Advanced mathematics – the integral by parts method of cutting melon and vegetables

This article originated from personal public account: TechFlow, original is not easy, for attention

Today is the tenth article in our series on advanced mathematics.

Today we’re going to look at another way of solving antiderivatives, integration by parts, which is very common, even more common than substitution. In my few memories of high numbers, this was one of the required tests.

Although this is very important, it is not difficult and the derivation is very simple, so this article is hardly difficult and there is no formula derivation.

Principle and Derivation

The principle of integration by parts is very simple, in fact, also derived from the derivation of the derivative formula. When we introduced antiderivatives, we introduced a simple formula for integrating by adding and subtracting functions. The formula of integration by parts this time comes from the derivation rule of the product of two functions.

Let’s say u and v are functions of x, and their derivatives are continuous. According to the derivation formula, we can get the derivative formula of the product of the function UV:

This formula should be simple, we are familiar with high school math, and then we do a simple transposition, we get:

And then we take the antiderivative of both sides of the equation:

The above formula can also be simplified as:

So this is the derivation of our integration by parts formula, isn’t it easy? Some of you might be a little confused about this, like why the integral of uv prime becomes UV. And the reason for that is very simple, because when you take an antiderivative, you take the derivative of a function and you integrate it, you get the function itself. And that’s why maybe the integral was the inverse of the derivative.

At some point, we want to askIt’s not so easy to findThat’s easy. That’s when we can use the integration by parts formula to get the answer.

Choice of u and v

In integration by parts, the most important thing is the choice of u and v, which will directly affect our calculation and complexity. Let’s look at the following example.

Let’s say we want to figure out, this formula is more troublesome, both the first type of substitution method and the second type of substitution method are not easy to solve. Let’s try integration by parts. There are only two parts in this formula, which is kind of obvious. Let’s say, then, we substitute integration by parts:

It’s easy to get the original function, so the overall answer is:

But why does it have to be? If we makeHow about that?

Of course I could, butThe whole thing is going to be a lot of troubleWe can just plug it in and see if, then., we can get a complicated formula:

It’s probably harder to integrate this than it was before, but one of the things that this example shows you is that you can’t just blindly choose u and v, you can’t just pick a function and simplify the calculation.

In general, there are two rules that we can use to make sure that we get as good a result as possible by integration by parts, and the first rule isV is easy to calculate. In the example we just did, if dv was complicated, it would make our v complicated. It’s going to make the VDU a little bit harder to calculate. The second principle isthanIt’s easy to calculate, and this is obvious, because otherwise why would we use integration by parts? Let’s just do it.

A little trick

Well, we can see a little bit from the example above and from the formula for integration by parts, the premise of integration by parts is to make v as easy as possible, what kind of functions are easy to integrate and take derivatives of?

Obviously, trigonometric functions and all kinds of functions where e appears. So integration by parts is preferred for functions with trigonometric functions and natural base e.
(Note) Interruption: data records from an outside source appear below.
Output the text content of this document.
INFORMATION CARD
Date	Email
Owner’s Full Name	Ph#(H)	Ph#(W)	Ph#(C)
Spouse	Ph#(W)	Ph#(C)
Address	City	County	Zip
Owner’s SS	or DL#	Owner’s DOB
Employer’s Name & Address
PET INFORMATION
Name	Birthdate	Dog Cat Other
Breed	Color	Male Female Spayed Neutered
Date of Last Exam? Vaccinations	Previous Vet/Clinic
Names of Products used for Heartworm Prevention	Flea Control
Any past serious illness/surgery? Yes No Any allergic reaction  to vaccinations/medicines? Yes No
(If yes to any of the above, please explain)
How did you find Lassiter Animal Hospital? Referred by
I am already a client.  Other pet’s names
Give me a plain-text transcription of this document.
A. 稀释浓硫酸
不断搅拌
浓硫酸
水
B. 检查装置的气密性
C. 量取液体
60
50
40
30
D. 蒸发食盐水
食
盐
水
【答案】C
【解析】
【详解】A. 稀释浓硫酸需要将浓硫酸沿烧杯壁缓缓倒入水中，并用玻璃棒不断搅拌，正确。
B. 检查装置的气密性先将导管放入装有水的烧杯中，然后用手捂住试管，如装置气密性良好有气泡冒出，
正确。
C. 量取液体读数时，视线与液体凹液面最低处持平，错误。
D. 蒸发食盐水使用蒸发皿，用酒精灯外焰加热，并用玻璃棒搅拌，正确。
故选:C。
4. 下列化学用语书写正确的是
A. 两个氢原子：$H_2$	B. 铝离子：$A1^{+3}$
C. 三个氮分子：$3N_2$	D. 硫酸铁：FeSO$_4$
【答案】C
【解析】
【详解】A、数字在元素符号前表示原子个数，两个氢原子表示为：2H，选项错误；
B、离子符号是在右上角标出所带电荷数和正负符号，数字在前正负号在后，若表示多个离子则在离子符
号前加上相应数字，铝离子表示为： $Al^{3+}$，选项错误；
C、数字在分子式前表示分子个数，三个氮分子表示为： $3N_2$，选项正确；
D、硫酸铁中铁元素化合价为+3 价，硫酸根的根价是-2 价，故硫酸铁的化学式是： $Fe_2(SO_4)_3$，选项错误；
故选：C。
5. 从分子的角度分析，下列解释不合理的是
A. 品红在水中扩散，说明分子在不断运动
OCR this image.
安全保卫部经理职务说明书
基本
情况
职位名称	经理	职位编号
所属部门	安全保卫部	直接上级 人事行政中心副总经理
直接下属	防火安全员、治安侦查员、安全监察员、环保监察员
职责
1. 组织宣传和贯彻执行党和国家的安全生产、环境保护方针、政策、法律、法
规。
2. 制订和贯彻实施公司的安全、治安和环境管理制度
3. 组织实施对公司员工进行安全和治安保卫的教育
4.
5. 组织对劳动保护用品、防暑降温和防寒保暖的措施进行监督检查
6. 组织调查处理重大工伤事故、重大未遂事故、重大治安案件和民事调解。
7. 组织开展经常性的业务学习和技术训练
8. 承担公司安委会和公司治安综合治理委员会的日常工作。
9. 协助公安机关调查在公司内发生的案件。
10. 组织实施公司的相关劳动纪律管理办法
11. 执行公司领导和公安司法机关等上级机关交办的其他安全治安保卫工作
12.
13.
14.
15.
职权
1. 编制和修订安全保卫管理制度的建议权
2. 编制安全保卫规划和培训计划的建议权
Let’s look at another example:

That’s what happens in this exampleWe knowIt’s a good thing,Its integral and derivative are equal to itselfWell, it’s perfect for v. So let’s say, so, we can get the answer by substituting it into the formula:

Let’s look at another example:

We make, so, can be obtained by substituting:

In addition to the trick in function selection, another trick is that our integration by parts method can be used for multiple times. For some complicated formulas, one resolution is not enough. At this time, we can consider continuing to use integration by parts for multiple resolution. Let’s look at an example:

Just like before, let’s make, so. We can substitute into the original formula, and get:

And we see that there’s an integral on the right hand side that’s not very easy to integrate, so we’re going to use integration by parts, then, we can get:

With substitution

Integration by parts can be divided multiple times, and another killer is that it can also be used in conjunction with substitution methods. The combination of these two methods increases the power of the formula, further expanding the range of applications.

Let’s look at an example:

Even though e appears in this formula, its exponent is also a function, and it’s not easy to use integration by parts. And this is where we need to combine substitution, let’s say, so

We can get:

We are already familiar with this formula, but using integration by parts, we can easily get:

conclusion

So that’s the end of integration by parts, not only integration by parts, but the whole method of solving antiderivatives. In fact, there are only two methods, substitution method and integration by parts, although these two methods are simple, but if you use skillfully, the power is not small, can solve many seemingly intractable integration problems. You can watch the two articles together.

Today’s article is all of these, if you feel that there is a harvest, please feel free to point attention or forward, your help is very important to me.